An Excuse

236098-find-a-way-not-an-excuse

Salah satu momen yang paling kuingat ketika kuliah adalah hari dimana aku presentasi *entah matkul apa* di depan bu Dyah.  Mata kuliah ini mempelajari tentang logam atau lebih tepatnya alloy. Berhubung saya murid pindahan dari instrumen ke material, agaknya saya cukup meraba-raba tentang apa yang akan hadapi. Cukup kenal juga dengan karakter dosen saya tersebut. Seperti biasa tugas anak material adalah mencari jurnal internasional lantas mempresentasikannya. Jangan pikir kita akan dijelaskan terlebih dahulu, atau jangan pikir kita akan disodorkan referensi. Apa yang kita lakukan adalah mendownload jurnal – penelitian orang lain, dengan teks berbahasa inggris lalu memposisikan diri sebagai peneliti yang memaparkan hasilnya.

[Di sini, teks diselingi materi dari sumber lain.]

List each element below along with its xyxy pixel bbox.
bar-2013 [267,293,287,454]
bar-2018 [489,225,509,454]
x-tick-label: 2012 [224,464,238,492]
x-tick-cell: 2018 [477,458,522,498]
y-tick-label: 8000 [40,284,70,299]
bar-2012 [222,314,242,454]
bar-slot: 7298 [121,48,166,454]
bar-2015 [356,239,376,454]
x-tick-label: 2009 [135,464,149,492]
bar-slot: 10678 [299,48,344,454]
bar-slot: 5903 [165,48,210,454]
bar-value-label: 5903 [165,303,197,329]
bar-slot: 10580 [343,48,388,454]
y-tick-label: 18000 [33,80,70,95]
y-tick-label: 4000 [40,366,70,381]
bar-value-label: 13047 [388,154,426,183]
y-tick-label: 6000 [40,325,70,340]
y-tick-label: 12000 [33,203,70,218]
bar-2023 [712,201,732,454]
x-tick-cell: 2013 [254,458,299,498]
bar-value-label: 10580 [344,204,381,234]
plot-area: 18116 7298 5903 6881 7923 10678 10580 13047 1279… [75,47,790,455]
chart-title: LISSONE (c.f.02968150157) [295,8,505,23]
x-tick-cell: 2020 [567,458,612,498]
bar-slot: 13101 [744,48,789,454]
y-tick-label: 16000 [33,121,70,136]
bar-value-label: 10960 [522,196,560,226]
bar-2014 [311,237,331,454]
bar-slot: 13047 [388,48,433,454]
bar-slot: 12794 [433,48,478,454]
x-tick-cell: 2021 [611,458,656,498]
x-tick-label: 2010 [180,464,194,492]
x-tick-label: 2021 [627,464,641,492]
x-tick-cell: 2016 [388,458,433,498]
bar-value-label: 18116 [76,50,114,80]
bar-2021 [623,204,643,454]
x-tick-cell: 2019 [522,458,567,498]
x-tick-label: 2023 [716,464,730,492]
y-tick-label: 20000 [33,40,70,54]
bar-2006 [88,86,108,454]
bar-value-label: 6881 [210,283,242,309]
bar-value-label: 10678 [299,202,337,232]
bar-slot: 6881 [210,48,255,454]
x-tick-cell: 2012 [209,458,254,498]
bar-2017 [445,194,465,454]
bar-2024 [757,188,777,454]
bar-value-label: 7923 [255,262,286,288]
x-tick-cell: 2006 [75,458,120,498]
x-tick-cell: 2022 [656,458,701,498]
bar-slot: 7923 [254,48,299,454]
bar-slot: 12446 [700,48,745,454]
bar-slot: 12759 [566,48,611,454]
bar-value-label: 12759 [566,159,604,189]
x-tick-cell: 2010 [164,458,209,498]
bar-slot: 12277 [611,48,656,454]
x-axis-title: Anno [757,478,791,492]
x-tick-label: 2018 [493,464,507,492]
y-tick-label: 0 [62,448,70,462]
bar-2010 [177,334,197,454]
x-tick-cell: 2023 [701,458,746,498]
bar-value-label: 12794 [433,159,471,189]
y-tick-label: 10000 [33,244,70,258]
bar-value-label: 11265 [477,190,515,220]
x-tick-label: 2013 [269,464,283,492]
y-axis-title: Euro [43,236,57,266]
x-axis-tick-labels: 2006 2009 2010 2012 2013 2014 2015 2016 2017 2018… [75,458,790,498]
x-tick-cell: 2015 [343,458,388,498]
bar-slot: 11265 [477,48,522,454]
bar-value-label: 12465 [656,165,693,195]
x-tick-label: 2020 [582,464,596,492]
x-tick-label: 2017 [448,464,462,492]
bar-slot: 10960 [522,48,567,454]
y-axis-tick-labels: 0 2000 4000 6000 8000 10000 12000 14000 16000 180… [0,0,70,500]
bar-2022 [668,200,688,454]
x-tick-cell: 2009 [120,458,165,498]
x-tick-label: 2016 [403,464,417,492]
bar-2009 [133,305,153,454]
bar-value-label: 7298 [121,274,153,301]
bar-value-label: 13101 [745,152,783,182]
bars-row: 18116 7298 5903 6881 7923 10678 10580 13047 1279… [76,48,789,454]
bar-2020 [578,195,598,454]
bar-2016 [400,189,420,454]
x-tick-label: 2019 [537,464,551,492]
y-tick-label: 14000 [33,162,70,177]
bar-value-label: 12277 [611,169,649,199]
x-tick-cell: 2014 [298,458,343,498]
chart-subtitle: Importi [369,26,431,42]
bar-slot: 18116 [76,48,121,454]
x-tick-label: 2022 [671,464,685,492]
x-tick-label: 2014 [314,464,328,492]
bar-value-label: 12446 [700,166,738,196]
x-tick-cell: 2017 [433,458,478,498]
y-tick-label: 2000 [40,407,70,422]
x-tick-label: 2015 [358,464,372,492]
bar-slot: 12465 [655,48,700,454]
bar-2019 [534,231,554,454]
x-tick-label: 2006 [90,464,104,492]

Semester enam saat itu. Berdasarkan hasil ‘kopyokan’ aku maju dengan nomor urut sekian. Jurnal sudah dapat, dan aku suka banget dengan jurnal tentang bio-material tersebut. Dua hari atau malah satu hari sebelum presentasi, aku ngebut mentranslate dengan baik, mencari referensi pendukung, dan membuat slide power point tentunya. Malam harinya aku sampai ngelembur, tidur di depan laptop sambil sesekali belajar ketika terbangun. Sampailah pada hari H.

Revisi! Begitulah hasilnya.

Saat itu aku kesel banget. Ya Allaah ibuk ini nggak ngerti perjuanganku ngelembur beberapa hari. Paling nggak mbok ya memberikan apresiasi dulu. Pulang kuliah aku nangis di motor.

Tapi satu dua hari selanjutnya, aku tahu. Aku salah. Aku masih jauh dari usaha maksimal. Persiapanku kurang matang, amat sangat kurang matang. Ketika bu Dyah ‘menghabisi’ku di depan kelas waktu itu, yang kurasakan adalah malu. Malu pada teman-teman yang mana mereka lebih baik daripada aku. Harusnya aku mencari tahu lagi, lebih banyak lagi tentang materinya. Ketika itu aku hanya diam. Tak berkata satu pun. Tak beralasan apapun. Ya karena aku memang tak punya alasan. Aku salah ya salah saja. Tak kujelaskan yang telah kuusahakan. Tak kubuat alasan.

Bagiku, waktu tidak bisa dijadikan alasan. Padatnya kegiatan pun bukan alasan. Kita sama-sama diberikan 24 jam dalam sehari. Semestinya kita bisa mengaturnya dengan baik. Entah apapun kegiatan yang kita pilih untuk kita lakukan, sadarilah resikonya. Nggak perlu membuat buat alasan sok sibuk. Itu sih urusan Anda. Jangan paksa orang lain mengerti urusan kita. Itu nggak gentle. Justru buktikan dengan padatnya aktivitasmu, kamu tetap bisa menghandle segala hal dengan baik.

Akhirnya setelah revisi, hasilnya cukup baik dan tentu lebih memuaskan.

Poin dari cerita ini adalah:

  1. Jangan paksa orang lain mengerti keadaan kita
  2. Jangan banyak membuat alasan
  3. kita sama-sama diberikan 24 jam dalam sehari, 7 hari dalam seminggu
  4. buktikan bahwa dengan padatnya aktivitas kita, kita tetap bisa menghandle sesuatu dengan baik
  5. lebih bijak lagi memanajemen waktu
  6. Jangan ngebut dalam mengerjakan sesuatu
  7. Jangan menurunkan standar, karena lama-lama akan semakin rendah
  8. Ketika kita di posisi yang menilai, bukan berarti kita menjadi tak punya hati, kita pun harus kuat melihat wajah melas orang lain sebab sebenarnya tujuan kita adalah menjadikan orang tersebut lebih kuat
  9. Bukan berarti kita tak mau tahu urusan orang, hanya disiplin ya disiplin, semua ada konsekuensinya.
  10. Terimakasih banyak untuk ibu Dyah atas ilmu dan bimbingannya selama ini.

 

Tulisan ini dibuat dalam rangka gregetan dengan hasil rapat yang dilanggar sendiri. Kalau gitu ngapain ada rapat cobak?